Placement this week took me to the Macrobert again, this time for Luminate a festival of events of which Buzzcut were producing three pieces of work. The range of events all happening under one roof was really inspiring, from discussions, to live art to large-scale dance productions. The three pieces of work, by artists from different areas of the UK, were all linked by the fact that they all looked at aspects of old age by exploring their relationship to their Grandmothers.
Will Dickie’s Memories of Suburbia, with his constricting and twisting movements around the objects on stage belonging to his Grandma, conjured up images of rows of houses in London’s suburbs and the feeling of claustrophobia. You were brought right in to the conversations with his Grandma, and her words bringing a harsh reality on old age; it’s no life.
Similarly, but with a brighter, playful mood, Laura Bradshaw’s 29:92 Phyllis explores her ancestry and the difference in the way she’s living at 29 compared to her Grandma.
Bristol-based artist Jo Hellier gave an insight in to living with dementia, and a touching visual expression of memory; you can’t hold on to it all the time. Sometimes you have to let some things go, to let others become present.
These pieces and the way in which they were made differ greatly from the kind of work I have been assisting on/ seeing reactions to with Rosana. They are less overtly political or in relation to a wider discourse, and although experiential sit with theatre at their core. I think it’s really important that artists engage in work that they wouldn’t make themselves. The gap between work which is autobiographical and has a feeling of tenderness, and work that is political and shocks perhaps even traumatises its audience is something I’m fascinated with. How can I make work that is political, and tests preconceptions, but is still embodied? That engages with my full self, that doesn’t purely come from cerebral thinking?

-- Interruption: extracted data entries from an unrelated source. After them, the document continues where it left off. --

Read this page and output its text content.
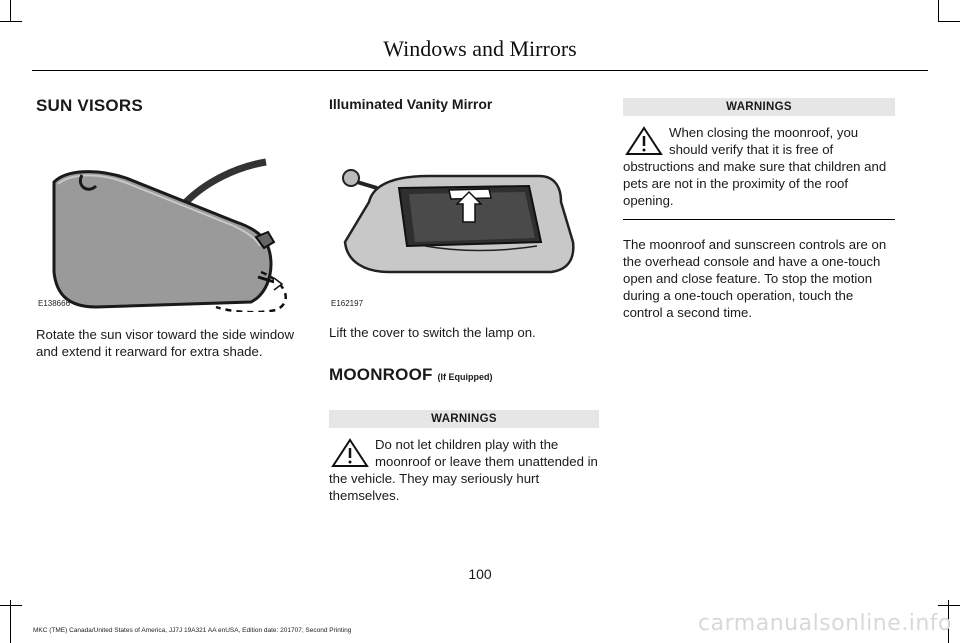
Windows and Mirrors
SUN VISORS
E138666

Rotate the sun visor toward the side window and extend it rearward for extra shade.

Illuminated Vanity Mirror
E162197

Lift the cover to switch the lamp on.

MOONROOF (If Equipped)
WARNINGS
Do not let children play with the moonroof or leave them unattended in the vehicle. They may seriously hurt themselves.
WARNINGS
When closing the moonroof, you should verify that it is free of obstructions and make sure that children and pets are not in the proximity of the roof opening.

The moonroof and sunscreen controls are on the overhead console and have a one-touch open and close feature. To stop the motion during a one-touch operation, touch the control a second time.

100
MKC (TME) Canada/United States of America, JJ7J 19A321 AA enUSA, Edition date: 201707, Second Printing	carmanualsonline.info
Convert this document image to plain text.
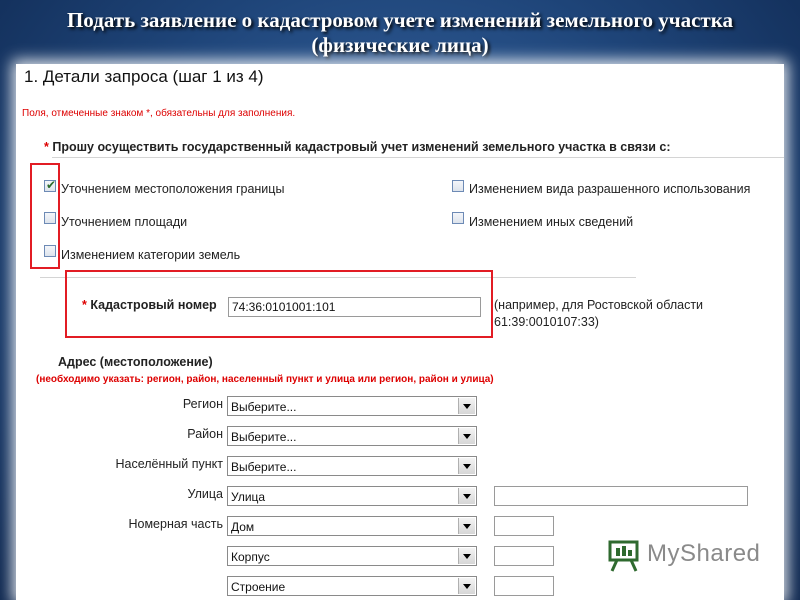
Подать заявление о кадастровом учете изменений земельного участка
(физические лица)
1. Детали запроса (шаг 1 из 4)
Поля, отмеченные знаком *, обязательны для заполнения.
* Прошу осуществить государственный кадастровый учет изменений земельного участка в связи с:
✔ Уточнением местоположения границы
Уточнением площади
Изменением категории земель
Изменением вида разрашенного использования
Изменением иных сведений
* Кадастровый номер
74:36:0101001:101	(например, для Ростовской области
61:39:0010107:33)
Адрес (местоположение)
(необходимо указать: регион, район, населенный пункт и улица или регион, район и улица)
Регион Выберите...
Район Выберите...
Населённый пункт Выберите...
Улица Улица
Номерная часть Дом
Корпус
Строение
MyShared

Part of making space for other artists is allowing yourself (as producer) to be exposed to work and discussions you may not usually be a part of.
Between artists and artist-producers there seems to be an inherent respect for each other. The producing artist knows what it is to try to make work, so knows first hand how they like to be treated by organisers and producers. Artists have respect for those artists who not only make their own work, but make it their priority to provide opportunities and new contexts for the work of others. I am constantly enlivened by the way Nick and Rosana consider the experience of the artists that they produce, going above and beyond the formal role of producer. Opening their home to visiting artists, for meals and accommodation, makes for a welcoming and hopefully enriching time in Glasgow.
I think the role of the producing-artist in the current climate of the art-world is bringing back the intimacy and grounded feeling that bigger arts organisations and elitist institutions often lack. In a time where the arts are constantly being cut, it gives me hope to feel like there are artists who just want to make the process of showing work a bit more human.